Since you say any ideas are welcome:

We have been using the enterprise library caching fairly successfully for caching result sets from a LINQ result.

http://msdn.microsoft.com/en-us/library/cc467894.aspx

It supports custom cache expiration, so should support most of your needs (with a little bit of custom code) there. It also has quite a few backing stores including encrypted backing stores if privacy of searches is important.

It's pretty fully featured.

My recommendation is a combination of #1 and #3:

  1. Cache the query results on the server.
  2. Make the results available as both a full page and as a JSON view.
  3. Cache each page retrieved dynamically at the client, but send a REQUEST each time the page changes.
  4. Use ETAGs to do client cache invalidation.
John Gietzen
A: 

Have a look at SharedCache- it makes 1/2 pretty easy and works fine in a load balanced system. Free, open source, and we've been using it for about a year with no issues.

nitzmahone
+3  A: 

Raising an idea under the "alternative" caching scheme. This doesn't answer your question with a given cache architecture, but rather goes back to your original requirements of your search application.

Even if/when you implement your own cache, it's effectiveness can be less than optimal -- especially as your search index grows in size. Cache hit rates will decrease as your index grows. At a certain inflection point, your search may actually slow down due to resources dedicated to both searching and caching.

Most search sub-systems implement their own internal caching architecture as a means of efficiency in operation. Solr, an open-source search system built on Lucene, maintains its own internal cache to provide for speedy operation. There are other search systems that would work for you, and they take similar strategies to results caching.

I would recommend you consider a separate search architecture if your search index warrants it, as caching in a free-text keyword search basis is a complex operation to effectively implement.

jro
+4  A: 

If you are able to wait until March 2010, .NET 4.0 comes with a new System.Caching.CacheProvider, which promises lots of implementations (disk, memory, SQL Server/Velocity as mentioned).

There's a good slideshow of the technology here. However it is a little bit of "roll your own" or a lot of it infact. But there will probably be a lot of closed and open source providers being written for the Provider model when the framework is released.
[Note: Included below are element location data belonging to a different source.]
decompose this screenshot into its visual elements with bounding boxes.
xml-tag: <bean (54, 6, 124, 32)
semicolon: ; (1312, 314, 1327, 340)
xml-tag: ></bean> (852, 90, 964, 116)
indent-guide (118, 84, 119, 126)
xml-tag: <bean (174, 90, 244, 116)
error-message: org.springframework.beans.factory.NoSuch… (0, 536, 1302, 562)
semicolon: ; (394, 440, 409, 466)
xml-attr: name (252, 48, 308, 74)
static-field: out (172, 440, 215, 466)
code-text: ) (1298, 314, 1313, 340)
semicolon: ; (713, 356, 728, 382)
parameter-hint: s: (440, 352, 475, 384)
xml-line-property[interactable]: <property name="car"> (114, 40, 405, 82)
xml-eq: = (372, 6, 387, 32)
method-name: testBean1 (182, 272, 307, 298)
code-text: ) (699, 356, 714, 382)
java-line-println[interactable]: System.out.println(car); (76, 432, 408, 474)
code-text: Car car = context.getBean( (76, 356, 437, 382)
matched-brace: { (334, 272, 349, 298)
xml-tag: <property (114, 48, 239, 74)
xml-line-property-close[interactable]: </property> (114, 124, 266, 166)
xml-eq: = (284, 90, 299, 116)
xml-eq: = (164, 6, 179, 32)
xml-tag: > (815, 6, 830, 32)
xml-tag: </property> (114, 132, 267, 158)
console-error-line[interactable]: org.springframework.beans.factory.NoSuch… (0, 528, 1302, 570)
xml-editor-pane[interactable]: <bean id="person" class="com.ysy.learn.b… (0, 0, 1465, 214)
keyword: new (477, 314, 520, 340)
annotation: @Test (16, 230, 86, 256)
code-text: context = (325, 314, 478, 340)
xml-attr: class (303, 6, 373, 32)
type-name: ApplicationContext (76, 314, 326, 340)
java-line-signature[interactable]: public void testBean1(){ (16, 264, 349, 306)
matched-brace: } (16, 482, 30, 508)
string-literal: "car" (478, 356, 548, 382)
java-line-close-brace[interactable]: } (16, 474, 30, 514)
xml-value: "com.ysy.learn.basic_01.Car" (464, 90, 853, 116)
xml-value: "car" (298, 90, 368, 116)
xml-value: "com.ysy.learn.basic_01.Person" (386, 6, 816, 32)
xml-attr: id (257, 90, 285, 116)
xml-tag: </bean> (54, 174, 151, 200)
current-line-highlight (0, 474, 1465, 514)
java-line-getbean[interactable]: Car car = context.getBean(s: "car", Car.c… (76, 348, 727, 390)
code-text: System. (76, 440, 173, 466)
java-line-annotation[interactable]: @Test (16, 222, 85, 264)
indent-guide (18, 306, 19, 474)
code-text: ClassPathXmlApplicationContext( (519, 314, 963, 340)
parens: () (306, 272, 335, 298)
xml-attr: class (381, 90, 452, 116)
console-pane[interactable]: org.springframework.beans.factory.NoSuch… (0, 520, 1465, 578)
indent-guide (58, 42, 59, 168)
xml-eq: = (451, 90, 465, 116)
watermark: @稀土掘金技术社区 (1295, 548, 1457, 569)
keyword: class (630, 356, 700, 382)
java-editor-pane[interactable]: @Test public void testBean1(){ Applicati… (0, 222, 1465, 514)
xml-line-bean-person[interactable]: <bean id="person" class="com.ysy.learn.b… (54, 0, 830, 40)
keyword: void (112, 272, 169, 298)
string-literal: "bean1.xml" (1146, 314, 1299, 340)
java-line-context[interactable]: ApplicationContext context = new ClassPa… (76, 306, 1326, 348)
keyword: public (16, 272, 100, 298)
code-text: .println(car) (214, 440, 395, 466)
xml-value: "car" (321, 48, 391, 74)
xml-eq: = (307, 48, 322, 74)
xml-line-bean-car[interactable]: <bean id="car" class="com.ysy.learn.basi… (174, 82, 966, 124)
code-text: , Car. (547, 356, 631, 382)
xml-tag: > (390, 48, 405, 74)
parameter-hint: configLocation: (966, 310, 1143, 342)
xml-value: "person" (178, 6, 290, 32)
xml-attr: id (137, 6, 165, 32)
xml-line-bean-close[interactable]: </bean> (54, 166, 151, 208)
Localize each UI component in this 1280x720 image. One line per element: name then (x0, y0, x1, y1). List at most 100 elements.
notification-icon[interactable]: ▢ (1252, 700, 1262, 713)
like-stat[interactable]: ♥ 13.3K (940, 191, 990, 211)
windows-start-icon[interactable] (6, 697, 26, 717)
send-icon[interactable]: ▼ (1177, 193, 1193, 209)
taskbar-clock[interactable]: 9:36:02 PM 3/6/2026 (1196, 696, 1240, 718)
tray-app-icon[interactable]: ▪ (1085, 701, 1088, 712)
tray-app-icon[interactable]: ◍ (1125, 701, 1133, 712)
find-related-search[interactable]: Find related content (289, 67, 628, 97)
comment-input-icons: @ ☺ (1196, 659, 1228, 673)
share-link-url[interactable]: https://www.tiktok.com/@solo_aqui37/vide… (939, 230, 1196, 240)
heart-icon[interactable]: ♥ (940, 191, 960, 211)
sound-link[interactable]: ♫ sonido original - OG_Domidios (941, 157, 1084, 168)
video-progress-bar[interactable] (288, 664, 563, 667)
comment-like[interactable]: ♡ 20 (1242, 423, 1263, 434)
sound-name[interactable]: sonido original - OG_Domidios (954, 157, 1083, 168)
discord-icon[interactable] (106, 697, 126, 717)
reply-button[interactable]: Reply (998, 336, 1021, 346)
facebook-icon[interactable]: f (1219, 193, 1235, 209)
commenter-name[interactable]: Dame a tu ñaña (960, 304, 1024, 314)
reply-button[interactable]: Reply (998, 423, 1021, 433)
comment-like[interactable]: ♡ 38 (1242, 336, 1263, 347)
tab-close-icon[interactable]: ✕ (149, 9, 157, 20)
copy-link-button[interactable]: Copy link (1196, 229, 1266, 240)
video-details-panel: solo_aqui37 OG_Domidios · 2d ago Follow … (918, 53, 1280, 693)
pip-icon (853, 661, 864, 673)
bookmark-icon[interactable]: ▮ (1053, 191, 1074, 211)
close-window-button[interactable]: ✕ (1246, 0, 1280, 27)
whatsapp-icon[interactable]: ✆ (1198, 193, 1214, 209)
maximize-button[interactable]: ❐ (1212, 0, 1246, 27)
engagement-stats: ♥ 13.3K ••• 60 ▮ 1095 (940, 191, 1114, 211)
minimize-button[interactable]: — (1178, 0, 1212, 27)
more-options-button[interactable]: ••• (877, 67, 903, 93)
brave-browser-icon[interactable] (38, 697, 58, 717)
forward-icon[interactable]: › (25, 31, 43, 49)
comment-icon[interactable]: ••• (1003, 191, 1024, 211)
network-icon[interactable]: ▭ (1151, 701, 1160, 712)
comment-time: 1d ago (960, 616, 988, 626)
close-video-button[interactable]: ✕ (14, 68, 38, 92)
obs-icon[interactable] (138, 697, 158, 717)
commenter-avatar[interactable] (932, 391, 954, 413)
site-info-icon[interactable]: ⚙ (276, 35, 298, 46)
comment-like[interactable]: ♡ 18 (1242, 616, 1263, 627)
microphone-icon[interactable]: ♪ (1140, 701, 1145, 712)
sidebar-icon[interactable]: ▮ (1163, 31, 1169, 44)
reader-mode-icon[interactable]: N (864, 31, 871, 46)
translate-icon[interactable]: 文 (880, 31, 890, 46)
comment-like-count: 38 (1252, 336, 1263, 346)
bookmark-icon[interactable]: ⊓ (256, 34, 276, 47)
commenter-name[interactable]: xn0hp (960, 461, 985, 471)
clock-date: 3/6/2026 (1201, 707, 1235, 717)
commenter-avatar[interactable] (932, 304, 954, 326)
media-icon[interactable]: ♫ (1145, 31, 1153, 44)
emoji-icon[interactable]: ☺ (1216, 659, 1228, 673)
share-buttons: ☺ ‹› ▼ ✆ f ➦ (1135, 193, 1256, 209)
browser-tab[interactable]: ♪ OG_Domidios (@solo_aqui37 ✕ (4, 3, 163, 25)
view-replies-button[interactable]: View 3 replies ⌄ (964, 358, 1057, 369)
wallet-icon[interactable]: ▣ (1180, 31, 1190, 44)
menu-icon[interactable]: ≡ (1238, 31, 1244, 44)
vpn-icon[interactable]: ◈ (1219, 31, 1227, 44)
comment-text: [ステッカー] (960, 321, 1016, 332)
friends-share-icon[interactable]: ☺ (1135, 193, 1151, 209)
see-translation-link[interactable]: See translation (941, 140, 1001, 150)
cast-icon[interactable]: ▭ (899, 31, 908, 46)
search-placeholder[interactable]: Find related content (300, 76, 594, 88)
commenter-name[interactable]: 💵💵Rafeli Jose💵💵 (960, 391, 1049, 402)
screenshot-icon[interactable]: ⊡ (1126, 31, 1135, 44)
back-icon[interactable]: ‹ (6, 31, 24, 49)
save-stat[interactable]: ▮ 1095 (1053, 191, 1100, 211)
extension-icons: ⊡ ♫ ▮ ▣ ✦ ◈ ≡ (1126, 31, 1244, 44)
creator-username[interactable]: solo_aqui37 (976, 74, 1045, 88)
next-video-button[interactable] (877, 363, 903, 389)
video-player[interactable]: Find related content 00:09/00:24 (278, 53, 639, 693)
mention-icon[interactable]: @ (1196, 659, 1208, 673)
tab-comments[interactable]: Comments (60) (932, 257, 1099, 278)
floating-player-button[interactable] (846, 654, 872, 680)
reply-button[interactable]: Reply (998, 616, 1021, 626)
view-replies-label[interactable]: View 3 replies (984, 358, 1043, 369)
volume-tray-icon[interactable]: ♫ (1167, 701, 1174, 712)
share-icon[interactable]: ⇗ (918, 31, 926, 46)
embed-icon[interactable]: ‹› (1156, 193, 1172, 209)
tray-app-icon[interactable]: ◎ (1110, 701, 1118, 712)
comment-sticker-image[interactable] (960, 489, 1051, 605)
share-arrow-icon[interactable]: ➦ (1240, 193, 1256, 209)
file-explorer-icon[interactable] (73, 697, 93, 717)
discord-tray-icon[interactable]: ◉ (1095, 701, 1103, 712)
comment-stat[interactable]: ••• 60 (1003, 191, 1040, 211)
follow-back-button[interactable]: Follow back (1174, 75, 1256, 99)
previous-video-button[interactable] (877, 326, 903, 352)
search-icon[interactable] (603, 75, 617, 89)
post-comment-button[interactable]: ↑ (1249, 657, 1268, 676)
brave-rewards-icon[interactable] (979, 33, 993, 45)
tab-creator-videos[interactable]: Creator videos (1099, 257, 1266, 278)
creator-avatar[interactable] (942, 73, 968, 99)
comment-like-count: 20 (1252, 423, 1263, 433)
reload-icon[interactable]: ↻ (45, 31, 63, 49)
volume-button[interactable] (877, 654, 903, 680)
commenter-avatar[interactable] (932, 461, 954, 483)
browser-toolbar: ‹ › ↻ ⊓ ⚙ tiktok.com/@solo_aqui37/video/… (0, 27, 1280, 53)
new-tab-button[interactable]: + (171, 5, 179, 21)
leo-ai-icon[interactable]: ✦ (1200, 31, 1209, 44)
For the six points you state, a few questions crops up

  • What is contained in the search results? Just string data or masses of metadata associated with each result?
  • How big is the set you're searching?

How much memory would you use storing the entire set in RAM? Or atleast having a cache of the most popular 10 to 100 search terms. Also being smart and caching related searches after the first search might be another idea.

5-15 seconds for a result is a long time to wait for a search so I'm assuming it's something akin to an expedia.com search where multiple sources are being queried and lots of information returned.

From my limited experience, the biggest problem with the client-side only caching approach is Internet Explorer 6 or 7. Server only and HTML is my preference with the entire result set in the cache for paging, expiring it after some sensible time period. But you might've tried this already and seen the server's memory getting eaten.

Chris S
A: 

While pondering your options, consider that no user wants to page through data. We force that on them as an artifact of trying to build applications on top of browsers in HTML, which inherently do not scale well. We have invented all sorts of hackery to fake application state on top of this, but it is essentially a broken model.

So, please consider implementing this as an actual rich client in Silverlight or Flash. You will not beat that user experience, and it is simple to cache data much larger than is practical in a regular web page. Depending on the expected user behavior, your overall bandwidth could be optimized because the round trips to the server will get only a tight data set instead of any ASP.NET overhead.